Chitosan-DNA nanoparticles were prepared using a complex coacervation process. The important parameters for the nanoparticle synthesis were investigated, including the concentrations of DNA, chitosan and sodium sulfate, temperature of the solutions, pH of the buffer, and molecular weights of chitosan and DNA. At an amino group to phosphate group ratio (N/P ratio) between 3 and 8 and a chitosan concentration of 100 μg/ml, the size of particles was optimized to ∼100–250 nm with a narrow distribution, with a composition of 35.6 and 64.4% by weight for DNA and chitosan, respectively.

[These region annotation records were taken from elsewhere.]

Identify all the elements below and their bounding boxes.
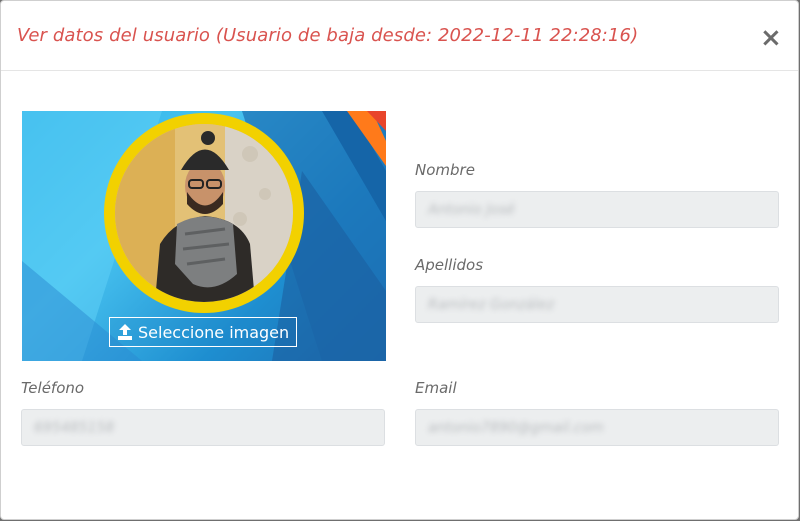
avatar bbox=[115, 124, 293, 302]
telefono-label: Teléfono bbox=[21, 379, 85, 397]
close-button[interactable]: × bbox=[760, 25, 782, 51]
upload-icon bbox=[116, 323, 134, 341]
nombre-value: Antonio José bbox=[428, 201, 515, 218]
photo-panel: Seleccione imagen bbox=[22, 111, 386, 361]
telefono-field[interactable]: 695485158 bbox=[21, 409, 385, 446]
select-image-button[interactable]: Seleccione imagen bbox=[109, 317, 297, 347]
modal-header: Ver datos del usuario (Usuario de baja d… bbox=[1, 1, 798, 71]
select-image-label: Seleccione imagen bbox=[138, 322, 290, 342]
apellidos-field[interactable]: Ramírez González bbox=[415, 286, 779, 323]
email-label: Email bbox=[415, 379, 457, 397]
apellidos-value: Ramírez González bbox=[428, 296, 555, 313]
avatar-ring bbox=[104, 113, 304, 313]
apellidos-label: Apellidos bbox=[415, 256, 484, 274]
nombre-label: Nombre bbox=[415, 161, 475, 179]
email-field[interactable]: antonio7890@gmail.com bbox=[415, 409, 779, 446]
avatar-photo bbox=[115, 124, 293, 302]
email-value: antonio7890@gmail.com bbox=[428, 419, 604, 436]
nombre-field[interactable]: Antonio José bbox=[415, 191, 779, 228]
telefono-value: 695485158 bbox=[34, 419, 115, 436]
modal-title: Ver datos del usuario (Usuario de baja d… bbox=[17, 25, 639, 46]
user-details-modal: Ver datos del usuario (Usuario de baja d… bbox=[0, 0, 799, 520]
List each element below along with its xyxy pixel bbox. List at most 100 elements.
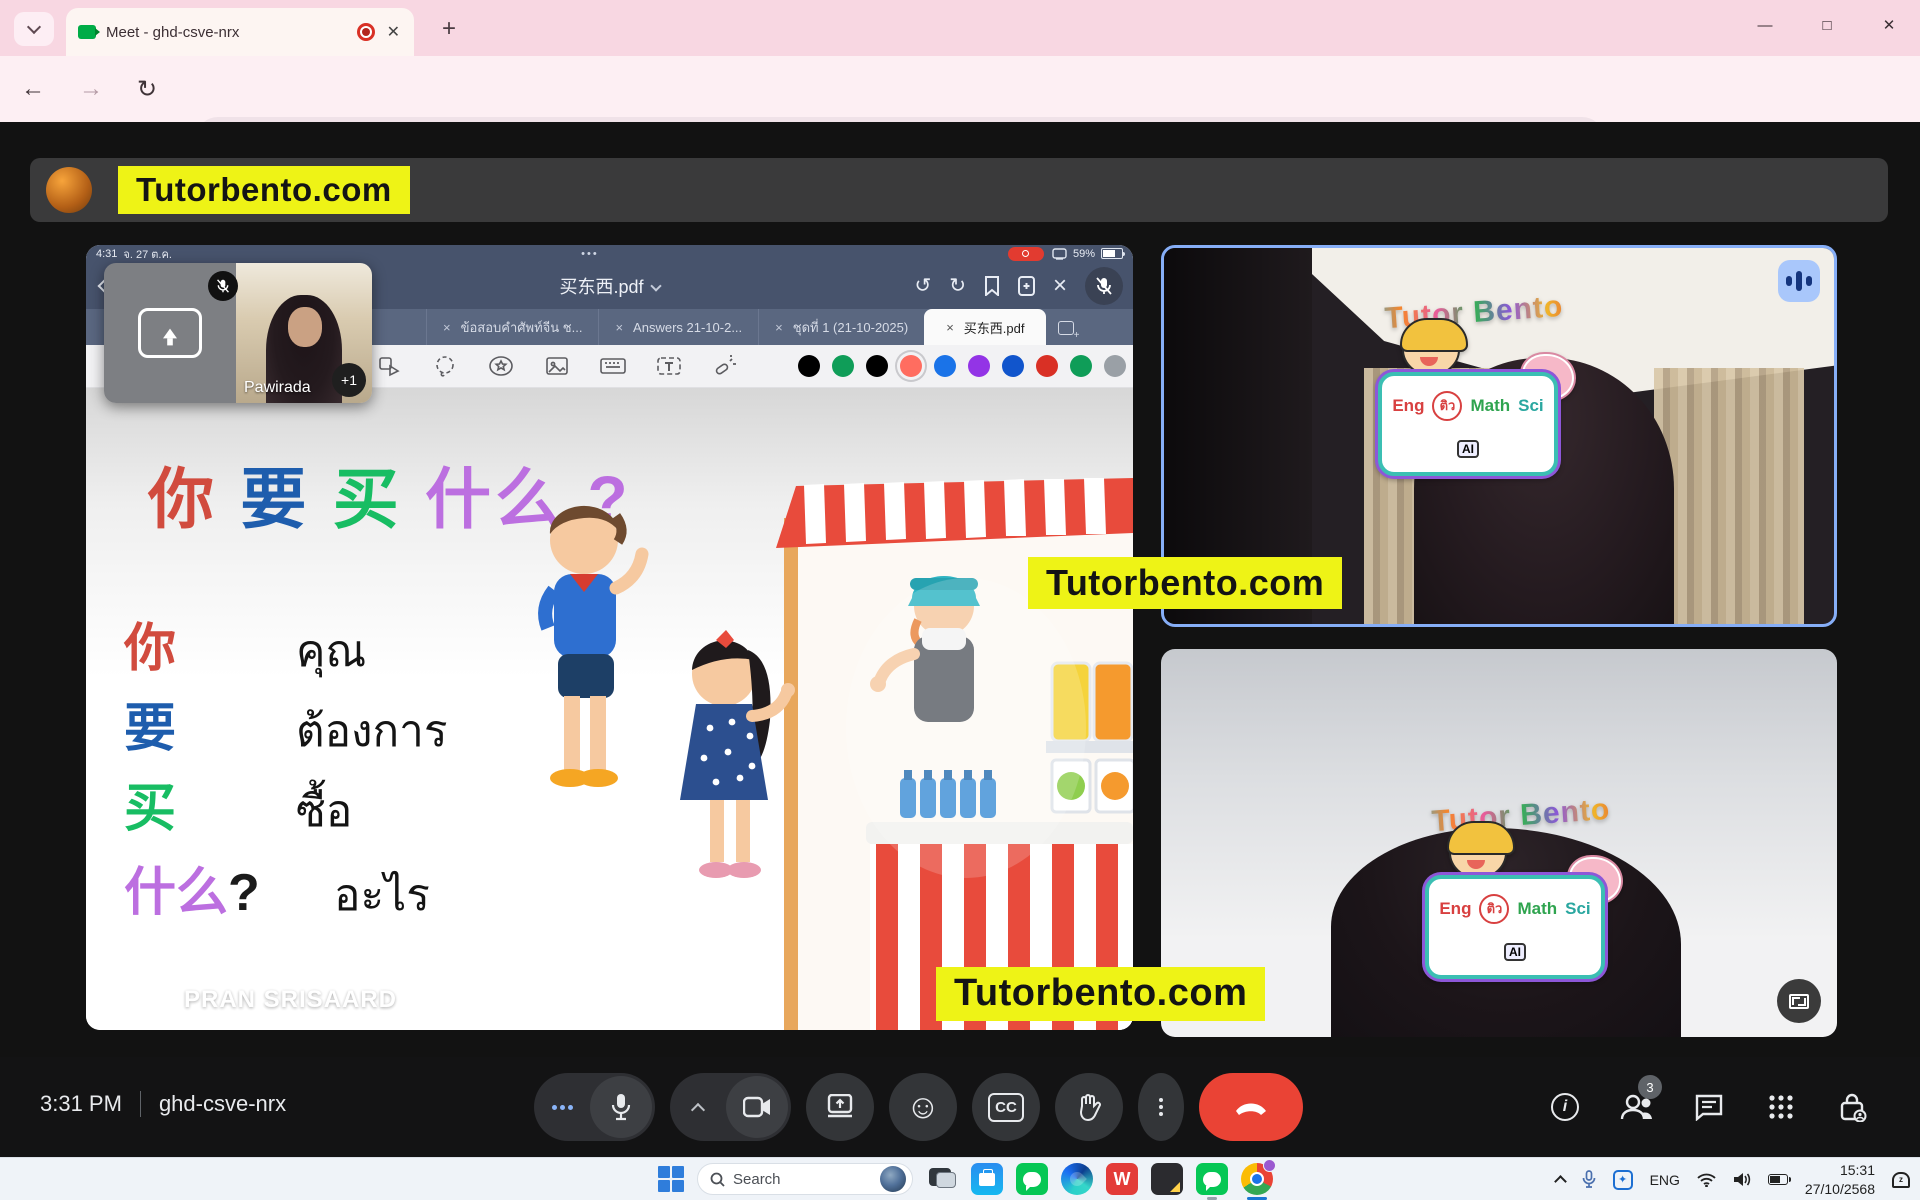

The surface charge of these particles was slightly positive with a zeta potential of +12 to +18 mV at pH lower than 6.0, and became nearly neutral at pH 7.2. The chitosan-DNA nanoparticles could partially protect the encapsulated plasmid DNA from nuclease degradation as shown by electrophoretic mobility analysis. The transfection efficiency of chitosan-DNA nanoparticles was cell-type dependent. Typically, it was three to four orders of magnitude, in relative light units, higher than background level in HEK293 cells, and two to ten times lower than that achieved by Lipofect amine™-DNA complexes. The presence of 10% fetal bovine serum did not interfere with their transfection ability. Chloroquine could be co-encapsulated in the nanoparticles at 5.2%, but with negligible enhancement effect despite the fact that chitosan only showed limited buffering capacity compared with PEI. The present study also developed three different schemes to conjugate transferrin or KNOB protein to the nanoparticle surface. The transferrin conjugation only yielded a maximum of four-fold increase in their transfection efficiency in HEK293 cells and HeLa cells, whereas KNOB conjugated nanoparticles could improve gene expression level in HeLa cells by 130-fold. Conjugation of PEG on the nanoparticles allowed lyophilization without aggregation, and without loss of bioactivity for at least 1 month in storage. The clearance of the PEGylated nanoparticles in mice following intravenous administration was slower than unmodified nanoparticles at 15 min, and with higher depositions in kidney and liver. However, no difference was observed at the 1-h time point.